In putting that subtext both on the surface and in the characters’ mouths, Henkel lessens the horror. The Illuminati is not, in my experience, a legitimately scary boogeyman. Rather, it’s a way to explain (away) something terrible and incomprehensible. It’s okay, everyone! Men who’ve been in power for thousands of years are behind it all! Someone is driving this bus! This is the comforting fairy tale of the UFO kook who thinks we all sprang from extraterrestrial seeds and are being checked on and looked after by alien overseers. It’s a bedtime story for the conspiracy nut who needs to believe someone rich and powerful is orchestrating all the bad things in the world. Philosophically, standing in contrast to the powerful existential message of the original (co-penned, mind you, by the same person), it’s akin to a one-time atheist frightened by their own mortality into finding religion.

But it’s also a fucking hoot. A man in a suit showing up via limousine to give the Chainsaw family a job performance review is a Python-esque turn of events, and I’d pay handsomely to be able to watch an audience experience that cold for the first time. You also have to give it credit for trying to take the obligatory story elements someplace new, and for sort of predating the Cabin In The Woods reveal by about 18 years. Moreover, it gets a pass from me where, say, the Halloween sequels’ “Thorn cult” business doesn’t, because there is zero continuity between this film and The Texas Chain Saw Massacre. The Halloween sequels kept piling onto the mythos, and making a mess in the process. That’s not the case here; aside from Part 2 the sequels are all soft reboots, standalone entries to take or leave as viewers see fit. The original masterpiece remains wholly untouched by this film, so hell, why not shake shit up?

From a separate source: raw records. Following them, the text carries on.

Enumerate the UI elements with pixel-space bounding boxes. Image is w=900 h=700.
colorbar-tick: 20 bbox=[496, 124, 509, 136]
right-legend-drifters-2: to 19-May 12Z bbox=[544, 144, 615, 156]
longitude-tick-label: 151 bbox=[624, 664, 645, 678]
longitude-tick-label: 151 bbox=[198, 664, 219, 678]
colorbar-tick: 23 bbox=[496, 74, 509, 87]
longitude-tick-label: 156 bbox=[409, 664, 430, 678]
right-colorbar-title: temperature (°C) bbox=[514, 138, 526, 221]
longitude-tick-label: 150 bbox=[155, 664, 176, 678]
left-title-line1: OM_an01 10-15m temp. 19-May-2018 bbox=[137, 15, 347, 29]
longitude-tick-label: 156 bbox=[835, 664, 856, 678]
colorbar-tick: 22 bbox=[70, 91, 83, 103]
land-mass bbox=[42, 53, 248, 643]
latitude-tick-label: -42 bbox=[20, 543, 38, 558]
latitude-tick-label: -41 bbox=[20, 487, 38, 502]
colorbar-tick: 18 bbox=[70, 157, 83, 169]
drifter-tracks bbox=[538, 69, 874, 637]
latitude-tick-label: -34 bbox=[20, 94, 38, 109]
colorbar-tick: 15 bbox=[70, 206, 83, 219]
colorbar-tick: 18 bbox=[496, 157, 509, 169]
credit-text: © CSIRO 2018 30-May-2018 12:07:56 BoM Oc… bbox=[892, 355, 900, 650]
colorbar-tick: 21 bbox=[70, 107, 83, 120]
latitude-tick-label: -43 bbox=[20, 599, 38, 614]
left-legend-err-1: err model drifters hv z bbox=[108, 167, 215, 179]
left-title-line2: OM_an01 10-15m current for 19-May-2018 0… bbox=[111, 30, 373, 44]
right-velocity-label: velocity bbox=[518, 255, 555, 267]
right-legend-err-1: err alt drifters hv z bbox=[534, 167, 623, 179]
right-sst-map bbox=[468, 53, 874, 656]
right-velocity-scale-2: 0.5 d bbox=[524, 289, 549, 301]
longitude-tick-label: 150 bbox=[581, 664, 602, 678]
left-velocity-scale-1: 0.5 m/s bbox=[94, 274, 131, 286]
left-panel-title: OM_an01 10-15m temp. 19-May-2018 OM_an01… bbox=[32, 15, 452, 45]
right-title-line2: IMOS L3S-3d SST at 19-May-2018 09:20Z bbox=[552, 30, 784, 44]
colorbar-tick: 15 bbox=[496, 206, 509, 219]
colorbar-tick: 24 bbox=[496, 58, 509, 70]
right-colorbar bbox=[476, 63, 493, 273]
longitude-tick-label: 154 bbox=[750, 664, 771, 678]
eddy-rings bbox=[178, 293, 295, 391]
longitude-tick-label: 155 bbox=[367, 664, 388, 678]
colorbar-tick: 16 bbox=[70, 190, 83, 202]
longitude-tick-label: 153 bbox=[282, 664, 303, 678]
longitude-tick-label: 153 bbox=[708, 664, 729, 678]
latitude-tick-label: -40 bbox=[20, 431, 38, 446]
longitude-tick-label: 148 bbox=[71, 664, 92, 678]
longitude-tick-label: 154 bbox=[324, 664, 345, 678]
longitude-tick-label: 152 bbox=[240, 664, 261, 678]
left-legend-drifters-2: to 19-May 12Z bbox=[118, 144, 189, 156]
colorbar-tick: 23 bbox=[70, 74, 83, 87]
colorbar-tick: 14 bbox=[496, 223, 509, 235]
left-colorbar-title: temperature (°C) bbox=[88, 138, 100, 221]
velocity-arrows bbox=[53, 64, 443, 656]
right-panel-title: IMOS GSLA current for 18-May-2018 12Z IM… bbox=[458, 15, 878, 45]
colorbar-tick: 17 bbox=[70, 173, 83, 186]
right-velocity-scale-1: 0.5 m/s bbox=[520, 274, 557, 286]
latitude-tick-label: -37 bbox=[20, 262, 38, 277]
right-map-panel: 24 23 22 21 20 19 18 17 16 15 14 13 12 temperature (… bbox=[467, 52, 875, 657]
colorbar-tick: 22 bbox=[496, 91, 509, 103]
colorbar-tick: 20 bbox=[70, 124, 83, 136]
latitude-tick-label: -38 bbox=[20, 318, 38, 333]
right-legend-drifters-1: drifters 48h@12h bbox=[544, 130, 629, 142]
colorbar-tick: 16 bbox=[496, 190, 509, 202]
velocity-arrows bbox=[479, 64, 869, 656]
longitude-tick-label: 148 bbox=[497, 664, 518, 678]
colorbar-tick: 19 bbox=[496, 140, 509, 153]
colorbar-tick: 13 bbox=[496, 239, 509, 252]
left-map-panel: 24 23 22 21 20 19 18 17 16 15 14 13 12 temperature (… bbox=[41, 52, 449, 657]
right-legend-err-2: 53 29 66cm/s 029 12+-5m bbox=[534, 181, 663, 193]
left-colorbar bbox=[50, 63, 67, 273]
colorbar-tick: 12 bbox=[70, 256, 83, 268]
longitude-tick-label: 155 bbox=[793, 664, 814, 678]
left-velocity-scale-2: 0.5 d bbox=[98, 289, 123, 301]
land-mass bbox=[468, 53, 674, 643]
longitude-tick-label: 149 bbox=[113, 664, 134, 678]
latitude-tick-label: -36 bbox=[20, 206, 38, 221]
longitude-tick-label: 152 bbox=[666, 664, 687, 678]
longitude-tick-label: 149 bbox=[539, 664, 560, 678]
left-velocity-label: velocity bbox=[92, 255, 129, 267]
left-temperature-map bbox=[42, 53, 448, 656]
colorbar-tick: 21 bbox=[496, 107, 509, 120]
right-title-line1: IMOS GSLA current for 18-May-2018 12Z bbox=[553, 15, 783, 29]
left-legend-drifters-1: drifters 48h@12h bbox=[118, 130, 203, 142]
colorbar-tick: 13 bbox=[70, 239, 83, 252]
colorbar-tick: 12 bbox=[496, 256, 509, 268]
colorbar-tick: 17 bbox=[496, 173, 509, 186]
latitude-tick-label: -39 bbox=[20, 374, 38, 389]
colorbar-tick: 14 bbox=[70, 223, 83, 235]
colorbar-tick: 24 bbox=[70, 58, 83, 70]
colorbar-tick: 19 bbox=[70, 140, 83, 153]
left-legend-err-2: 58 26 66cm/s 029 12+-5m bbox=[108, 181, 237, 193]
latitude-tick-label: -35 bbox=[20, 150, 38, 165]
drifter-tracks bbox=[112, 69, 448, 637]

The film’s loopy finale is also hard to hate because, on an auteur level, the Illuminati element plays like some kind of twisted autobiographical requiem. Darla tells Jenny, "You know how you hear about these guys who run everything but no one knows who they are?...Nobody, I mean NOBODY knows their names, and THAT'S who Vilmer works for." That certainly sounds like something to which guys like John Russo and Kim Henkel and all those cinematic midwives we talked about earlier could relate. What Henkel presents in The Return Of The Texas Chainsaw Massacre is not a continuation or even a retread, but a cranky old man’s do-over. He’s drafting an alternate universe in which all that groundbreaking nightmare fuel from 1974 wasn’t just random horror. It was all planned by an architect who, in Henkel’s new ending, steps out of the shadows and gets credit for orchestrating it all. Surely we can let him have that.